My life as a mom began in 1987, first with four girls who were followed later by two boys. It was June 25, 2000, when I finally understood the mother-in-law/daughter-in-law thing.
Although it was only after 13 years of parenting, all it took was about 30 seconds of having a son when — immediately after he was placed in my arms — I became belligerent toward all the girls who may some day have designs on my boy.
Boyfriends of daughters are bad enough. But girlfriends of sons? Evil incarnate. Because eventually they will replace momma. And I don’t think I’ll ever be ready for that.
[If you are a girl reading this in the future (my boys are now only 13 and 9) who recognizes the brilliance, charm, and absolutely undeniable awesomeness of either of my sons, beware. Although I will try to remain civil, it will be a constant challenge.]
Today I read FYI (if you’re a teenage girl) with a great deal of sympathy and understanding. Yes, the sexualization girls impose on themselves in social media is incredibly disturbing. The endless hours some spend taking “selfies” is, at very least, vain. (And, really people, how great do you look in an image you took in the bathroom mirror with your toilet in the background?)
Girls and women (both!) need to stop presenting themselves as things to be ogled and, rather, as human beings with valuable ideas and contributions.
But Kim Hall, the mother of four who authored the piece — and who, interestingly enough, augmented the post with photos of her boys flexing their muscles in swimming suits — went beyond the mark. She says she hopes “to raise men with a strong moral compass” while at the same time absolving them for their own thoughts and responses.
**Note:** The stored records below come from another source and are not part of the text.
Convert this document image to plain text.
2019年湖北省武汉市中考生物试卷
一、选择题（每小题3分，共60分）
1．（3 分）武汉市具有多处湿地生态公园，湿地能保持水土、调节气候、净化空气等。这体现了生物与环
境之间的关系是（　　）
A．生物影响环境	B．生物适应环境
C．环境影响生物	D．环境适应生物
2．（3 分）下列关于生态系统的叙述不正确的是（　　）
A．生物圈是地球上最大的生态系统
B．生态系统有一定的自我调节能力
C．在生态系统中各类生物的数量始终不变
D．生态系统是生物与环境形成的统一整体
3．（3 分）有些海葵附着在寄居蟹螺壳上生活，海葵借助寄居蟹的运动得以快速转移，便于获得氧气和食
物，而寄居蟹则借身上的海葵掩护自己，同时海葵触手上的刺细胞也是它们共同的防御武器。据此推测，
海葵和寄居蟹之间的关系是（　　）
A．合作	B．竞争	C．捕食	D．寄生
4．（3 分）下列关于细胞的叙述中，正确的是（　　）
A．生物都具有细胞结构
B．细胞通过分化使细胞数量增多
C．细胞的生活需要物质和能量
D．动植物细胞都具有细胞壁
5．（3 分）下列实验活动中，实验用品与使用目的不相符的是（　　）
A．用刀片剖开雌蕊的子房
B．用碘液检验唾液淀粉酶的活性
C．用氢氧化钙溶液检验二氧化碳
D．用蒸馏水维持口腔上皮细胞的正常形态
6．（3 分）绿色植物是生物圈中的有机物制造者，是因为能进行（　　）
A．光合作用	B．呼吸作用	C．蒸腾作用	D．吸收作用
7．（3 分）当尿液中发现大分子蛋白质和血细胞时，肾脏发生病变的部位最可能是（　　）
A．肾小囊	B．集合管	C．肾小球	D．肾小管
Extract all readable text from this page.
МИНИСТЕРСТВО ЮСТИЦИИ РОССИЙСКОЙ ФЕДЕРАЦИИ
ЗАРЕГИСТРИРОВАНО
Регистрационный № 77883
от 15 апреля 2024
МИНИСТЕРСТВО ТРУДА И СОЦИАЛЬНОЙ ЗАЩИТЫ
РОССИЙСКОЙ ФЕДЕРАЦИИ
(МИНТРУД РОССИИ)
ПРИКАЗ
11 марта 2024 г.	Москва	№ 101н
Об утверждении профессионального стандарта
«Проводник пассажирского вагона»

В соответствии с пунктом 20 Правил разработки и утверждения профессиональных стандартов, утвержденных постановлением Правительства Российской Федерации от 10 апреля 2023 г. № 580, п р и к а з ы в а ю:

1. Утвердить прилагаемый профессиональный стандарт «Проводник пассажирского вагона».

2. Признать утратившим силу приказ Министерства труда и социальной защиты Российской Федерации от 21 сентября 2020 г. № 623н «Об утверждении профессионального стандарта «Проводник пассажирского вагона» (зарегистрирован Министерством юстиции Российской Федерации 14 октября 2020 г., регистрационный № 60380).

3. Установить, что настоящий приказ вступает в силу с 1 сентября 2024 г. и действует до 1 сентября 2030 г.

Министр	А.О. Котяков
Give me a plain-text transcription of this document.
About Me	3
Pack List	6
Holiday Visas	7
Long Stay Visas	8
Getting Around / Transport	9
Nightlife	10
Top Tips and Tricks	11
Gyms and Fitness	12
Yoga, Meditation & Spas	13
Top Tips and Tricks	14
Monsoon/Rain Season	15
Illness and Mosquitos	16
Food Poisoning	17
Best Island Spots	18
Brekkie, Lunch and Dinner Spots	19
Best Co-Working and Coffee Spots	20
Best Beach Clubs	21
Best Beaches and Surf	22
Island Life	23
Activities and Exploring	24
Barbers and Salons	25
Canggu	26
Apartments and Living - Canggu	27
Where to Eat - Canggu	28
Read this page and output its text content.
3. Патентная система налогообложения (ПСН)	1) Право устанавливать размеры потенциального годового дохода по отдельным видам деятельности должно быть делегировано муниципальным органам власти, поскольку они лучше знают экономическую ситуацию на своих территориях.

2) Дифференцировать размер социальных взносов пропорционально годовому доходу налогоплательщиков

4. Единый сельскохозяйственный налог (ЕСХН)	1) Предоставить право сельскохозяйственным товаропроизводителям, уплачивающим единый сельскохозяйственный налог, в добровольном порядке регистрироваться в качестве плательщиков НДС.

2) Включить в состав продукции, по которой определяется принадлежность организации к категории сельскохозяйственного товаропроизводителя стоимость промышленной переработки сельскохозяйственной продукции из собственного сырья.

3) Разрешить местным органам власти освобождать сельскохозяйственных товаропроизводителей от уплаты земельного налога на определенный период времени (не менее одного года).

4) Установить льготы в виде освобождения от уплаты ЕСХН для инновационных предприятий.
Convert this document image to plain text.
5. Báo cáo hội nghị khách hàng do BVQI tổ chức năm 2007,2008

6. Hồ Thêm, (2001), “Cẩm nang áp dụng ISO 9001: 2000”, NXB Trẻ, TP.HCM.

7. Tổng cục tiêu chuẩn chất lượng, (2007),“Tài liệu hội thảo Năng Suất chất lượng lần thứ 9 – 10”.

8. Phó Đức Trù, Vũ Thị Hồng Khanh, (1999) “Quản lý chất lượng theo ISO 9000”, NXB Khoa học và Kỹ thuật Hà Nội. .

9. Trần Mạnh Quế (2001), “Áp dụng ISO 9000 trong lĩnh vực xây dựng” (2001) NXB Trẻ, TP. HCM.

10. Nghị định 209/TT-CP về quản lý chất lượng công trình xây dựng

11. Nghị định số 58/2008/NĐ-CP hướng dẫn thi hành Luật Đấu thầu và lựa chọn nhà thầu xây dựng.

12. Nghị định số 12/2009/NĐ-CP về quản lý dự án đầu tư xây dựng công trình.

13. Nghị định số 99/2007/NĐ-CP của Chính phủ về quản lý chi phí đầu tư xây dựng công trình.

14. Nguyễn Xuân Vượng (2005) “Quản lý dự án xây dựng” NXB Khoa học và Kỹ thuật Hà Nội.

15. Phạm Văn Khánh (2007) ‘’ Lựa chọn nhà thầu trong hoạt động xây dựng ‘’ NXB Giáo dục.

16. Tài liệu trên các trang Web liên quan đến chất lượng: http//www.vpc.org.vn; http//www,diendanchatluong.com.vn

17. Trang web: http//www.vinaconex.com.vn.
Did you know that once a male sees you in a state of undress, he can’t ever un-see it? You don’t want the Hall boys to only think of you in this sexual way, do you?
No repentance or forgiveness for the girls. No self-mastery for the boys.
Heaven forbid her sons witness an actual “wardrobe malfunction” or accidentally walk into the wrong dressing room or — horrors! — become doctors, and are forced to walk around for the rest of their lives sexualizing all their friends and/or cast mates and/or patients. (I knew there was a reason I feel awkward socializing with my OB/Gyn!)
For the sake of the women involved, let’s all pray her sons never have any sexual contact with their future wives. Egad, they will never see them as anything but pieces of raw meat again!
For years (decades, actually) I’ve said that if we want to teach girls modesty and decorum, we simply teach the boys to respond positively to those who display these qualities. I applaud such efforts. But teaching boys (and the culture at large) that girls are responsible for what boys think and do — and the boys just can’t control themselves — is just plain foolish.